Reviewer: Dave Cunningham
The format for ‘solo’ shows by rock artists is well-established. The stage will feature a wall of guitars each carefully tuned to be used for a specific song and there will be a variety of other instruments, such as keyboards, to add texture. For Richard Thompson The Solo Tour means what it says on the tin- you get the artist with one guitar and that’s that. Well no, there is also Thompson’s astonishing virtuosity and a back catalogue of songs to die for.

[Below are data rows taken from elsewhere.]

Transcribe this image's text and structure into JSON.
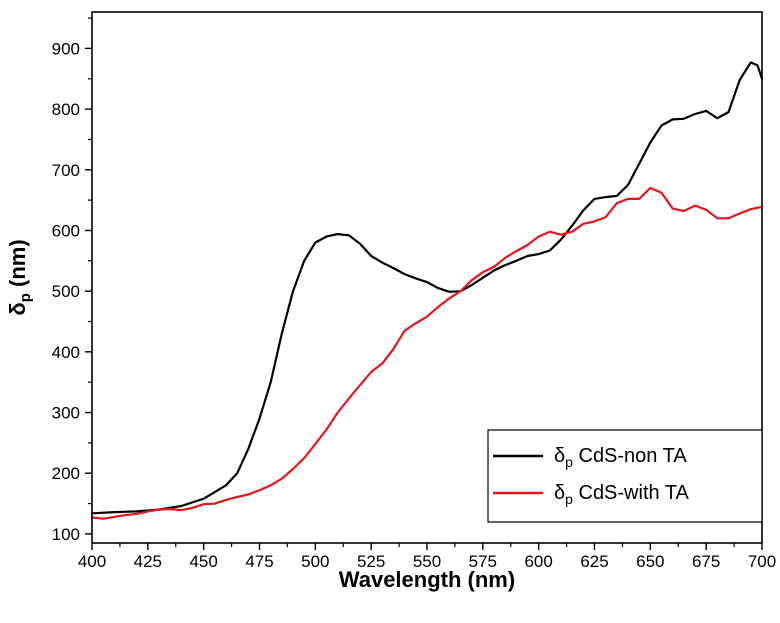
{
  "chart_data": {
    "type": "line",
    "title": "",
    "xlabel": "Wavelength (nm)",
    "ylabel": {
      "main": "δ",
      "sub": "p",
      "rest": " (nm)"
    },
    "xlim": [
      400,
      700
    ],
    "ylim": [
      85,
      960
    ],
    "xticks": [
      400,
      425,
      450,
      475,
      500,
      525,
      550,
      575,
      600,
      625,
      650,
      675,
      700
    ],
    "yticks": [
      100,
      200,
      300,
      400,
      500,
      600,
      700,
      800,
      900
    ],
    "grid": false,
    "legend_position": "bottom-right",
    "series": [
      {
        "legend": {
          "main": "δ",
          "sub": "p",
          "rest": " CdS-non TA"
        },
        "color": "#000000",
        "points": [
          [
            400,
            134
          ],
          [
            410,
            136
          ],
          [
            420,
            137
          ],
          [
            430,
            140
          ],
          [
            440,
            146
          ],
          [
            450,
            158
          ],
          [
            460,
            180
          ],
          [
            465,
            200
          ],
          [
            470,
            240
          ],
          [
            475,
            290
          ],
          [
            480,
            350
          ],
          [
            485,
            430
          ],
          [
            490,
            500
          ],
          [
            495,
            550
          ],
          [
            500,
            580
          ],
          [
            505,
            590
          ],
          [
            510,
            594
          ],
          [
            515,
            592
          ],
          [
            520,
            578
          ],
          [
            525,
            558
          ],
          [
            530,
            547
          ],
          [
            535,
            538
          ],
          [
            540,
            528
          ],
          [
            545,
            521
          ],
          [
            550,
            515
          ],
          [
            555,
            505
          ],
          [
            560,
            499
          ],
          [
            565,
            500
          ],
          [
            570,
            510
          ],
          [
            575,
            522
          ],
          [
            580,
            534
          ],
          [
            585,
            543
          ],
          [
            590,
            550
          ],
          [
            595,
            558
          ],
          [
            600,
            561
          ],
          [
            605,
            567
          ],
          [
            610,
            585
          ],
          [
            615,
            608
          ],
          [
            620,
            633
          ],
          [
            625,
            652
          ],
          [
            630,
            655
          ],
          [
            635,
            657
          ],
          [
            640,
            675
          ],
          [
            645,
            710
          ],
          [
            650,
            745
          ],
          [
            655,
            773
          ],
          [
            660,
            783
          ],
          [
            665,
            784
          ],
          [
            670,
            792
          ],
          [
            675,
            797
          ],
          [
            680,
            785
          ],
          [
            685,
            795
          ],
          [
            690,
            848
          ],
          [
            695,
            877
          ],
          [
            698,
            872
          ],
          [
            700,
            850
          ]
        ]
      },
      {
        "legend": {
          "main": "δ",
          "sub": "p",
          "rest": " CdS-with TA"
        },
        "color": "#e8141c",
        "points": [
          [
            400,
            127
          ],
          [
            405,
            125
          ],
          [
            410,
            128
          ],
          [
            415,
            131
          ],
          [
            420,
            133
          ],
          [
            425,
            137
          ],
          [
            430,
            140
          ],
          [
            435,
            141
          ],
          [
            440,
            139
          ],
          [
            445,
            143
          ],
          [
            450,
            149
          ],
          [
            455,
            150
          ],
          [
            460,
            156
          ],
          [
            465,
            161
          ],
          [
            470,
            165
          ],
          [
            475,
            172
          ],
          [
            480,
            180
          ],
          [
            485,
            191
          ],
          [
            490,
            207
          ],
          [
            495,
            225
          ],
          [
            500,
            248
          ],
          [
            505,
            272
          ],
          [
            510,
            300
          ],
          [
            515,
            323
          ],
          [
            520,
            345
          ],
          [
            525,
            367
          ],
          [
            530,
            381
          ],
          [
            535,
            405
          ],
          [
            540,
            435
          ],
          [
            545,
            447
          ],
          [
            550,
            458
          ],
          [
            555,
            474
          ],
          [
            560,
            488
          ],
          [
            565,
            500
          ],
          [
            570,
            518
          ],
          [
            575,
            531
          ],
          [
            580,
            540
          ],
          [
            585,
            555
          ],
          [
            590,
            566
          ],
          [
            595,
            576
          ],
          [
            600,
            590
          ],
          [
            605,
            598
          ],
          [
            610,
            593
          ],
          [
            615,
            598
          ],
          [
            620,
            611
          ],
          [
            625,
            615
          ],
          [
            630,
            622
          ],
          [
            635,
            645
          ],
          [
            640,
            652
          ],
          [
            645,
            652
          ],
          [
            650,
            670
          ],
          [
            655,
            662
          ],
          [
            660,
            636
          ],
          [
            665,
            632
          ],
          [
            670,
            641
          ],
          [
            675,
            634
          ],
          [
            680,
            620
          ],
          [
            685,
            620
          ],
          [
            690,
            628
          ],
          [
            695,
            635
          ],
          [
            700,
            639
          ]
        ]
      }
    ]
  }
}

There is no reason to complain about lack of variety in this acoustic show. When playing as part of a group Thompson always includes acoustic numbers but tends to limit the choice to a few favourites. To hear songs that are rarely played live is a privilege. The quality of the guitar work is so high and so complex that, closing one’s eyes, it is easy to imagine that there is more than one person playing. Thompson’s range is amazing running from fiery rockers like Valerie to tender ballads such as Beeswing -making a welcome return to the setlist after being absent for some years. The subject matter of the songs is also unusual – for Thompson a love triangle is a boy, a girl and a motorcycle.

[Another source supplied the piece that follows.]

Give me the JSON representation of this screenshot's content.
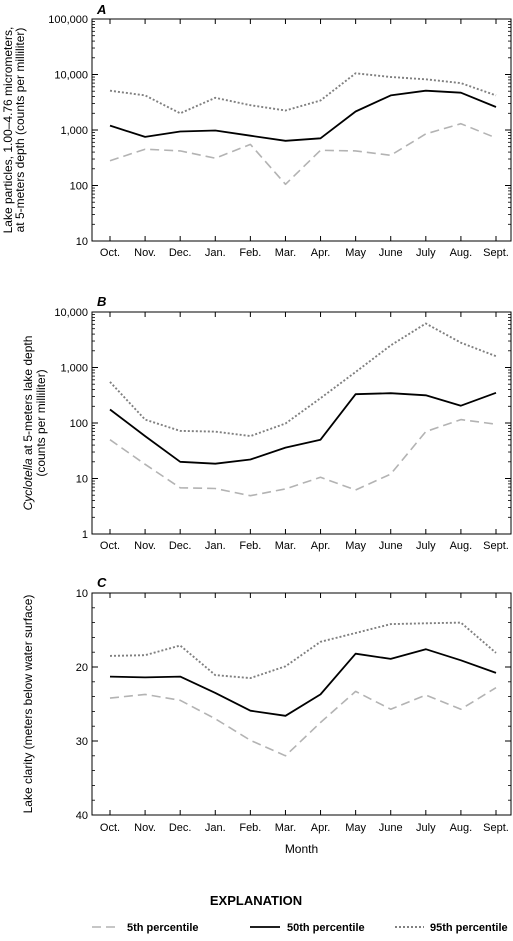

Thompson flaunts both his talents and his contradictions. At the mid-point of the show, he remembers that he has a song that references the city in which The Lowry is based and, off the cuff, performs a shaky version of Salford Sunday. Shaky or not, apart from Springsteen, it is hard to think of a major artist daring enough to take on an unrehearsed song in front of an audience. Thompson is enigmatic as to his opinions on the subjects of his songs; you can never be sure if he likes or hates his characters. The swaggering misogynistic Turning of the Tide is followed by From Galway to Graceland’s sympathetic study of mental illness.
Thompson is touring to promote his most recent releases; which comprise acoustic re-workings of his best-known songs and some that, he acknowledges, were left off albums because they didn’t make the grade. This makes the concert a dream come true for fans: an extensive look back over his entire work and not limited to a specific album. Even so, Thompson manages to confound expectations; when he dips back into his work with Fairport Convention he chooses the late Sandy Denny’s signature tune Who Know Where the Time Goes rather than one of his own.

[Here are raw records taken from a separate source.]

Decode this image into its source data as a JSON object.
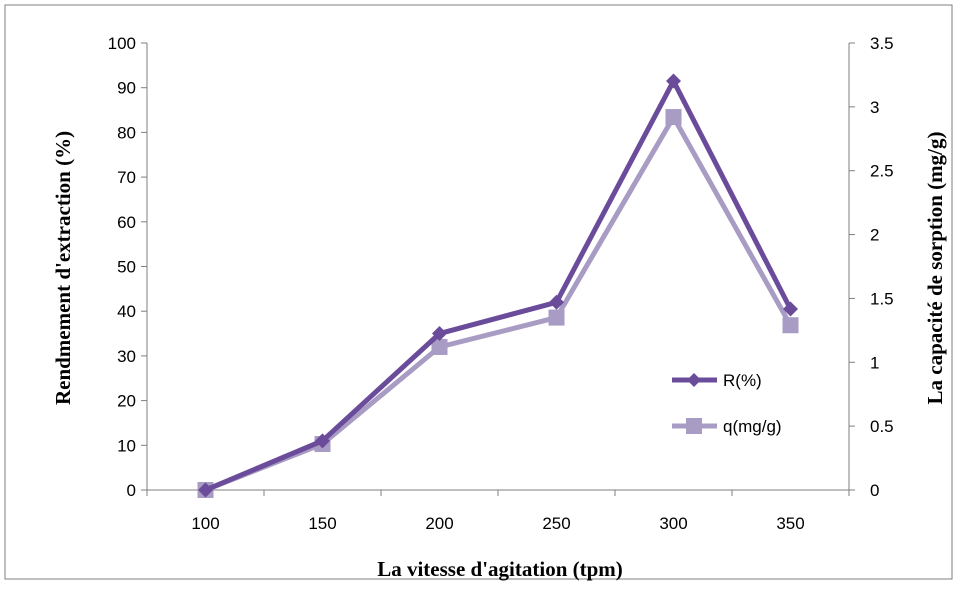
{
  "chart_data": {
    "type": "line",
    "title": "",
    "xlabel": "La vitesse d'agitation (tpm)",
    "ylabel": "Rendmement  d'extraction  (%)",
    "y2label": "La capacité de sorption (mg/g)",
    "x": [
      100,
      150,
      200,
      250,
      300,
      350
    ],
    "xlim": [
      75,
      375
    ],
    "ylim": [
      0,
      100
    ],
    "y2lim": [
      0,
      3.5
    ],
    "x_ticks": [
      "100",
      "150",
      "200",
      "250",
      "300",
      "350"
    ],
    "y_ticks": [
      "0",
      "10",
      "20",
      "30",
      "40",
      "50",
      "60",
      "70",
      "80",
      "90",
      "100"
    ],
    "y2_ticks": [
      "0",
      "0.5",
      "1",
      "1.5",
      "2",
      "2.5",
      "3",
      "3.5"
    ],
    "grid": false,
    "legend_position": "right",
    "series": [
      {
        "name": "R(%)",
        "axis": "left",
        "values": [
          0,
          11,
          35,
          42,
          91.5,
          40.5
        ],
        "color": "#6B4C9A",
        "marker": "diamond"
      },
      {
        "name": "q(mg/g)",
        "axis": "right",
        "values": [
          0,
          0.36,
          1.12,
          1.35,
          2.92,
          1.29
        ],
        "color": "#A89BC4",
        "marker": "square"
      }
    ]
  },
  "colors": {
    "axis": "#7F7F7F",
    "frame": "#7F7F7F",
    "background": "#FFFFFF"
  }
}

It is a daring move not just because Denny’s version is so beloved but also that one of her songs featured in the set list for the support act of vocalist Josienne Clarke and guitarist Ben Walker so the audience has already heard a very strong cover. Clarke is a stunning vocalist and cocky with it; not content with performing her own songs and folk covers she stretches to a classical number by Edward Elgar.
By the time the encores roll around Thompson is inundated with so many requests he makes the obvious choice of one of his earliest numbers Meet on the Ledge. It leaves the audience with the sense of having been part of something special – as Thompson says in Beeswing ‘ A Rare Thing’.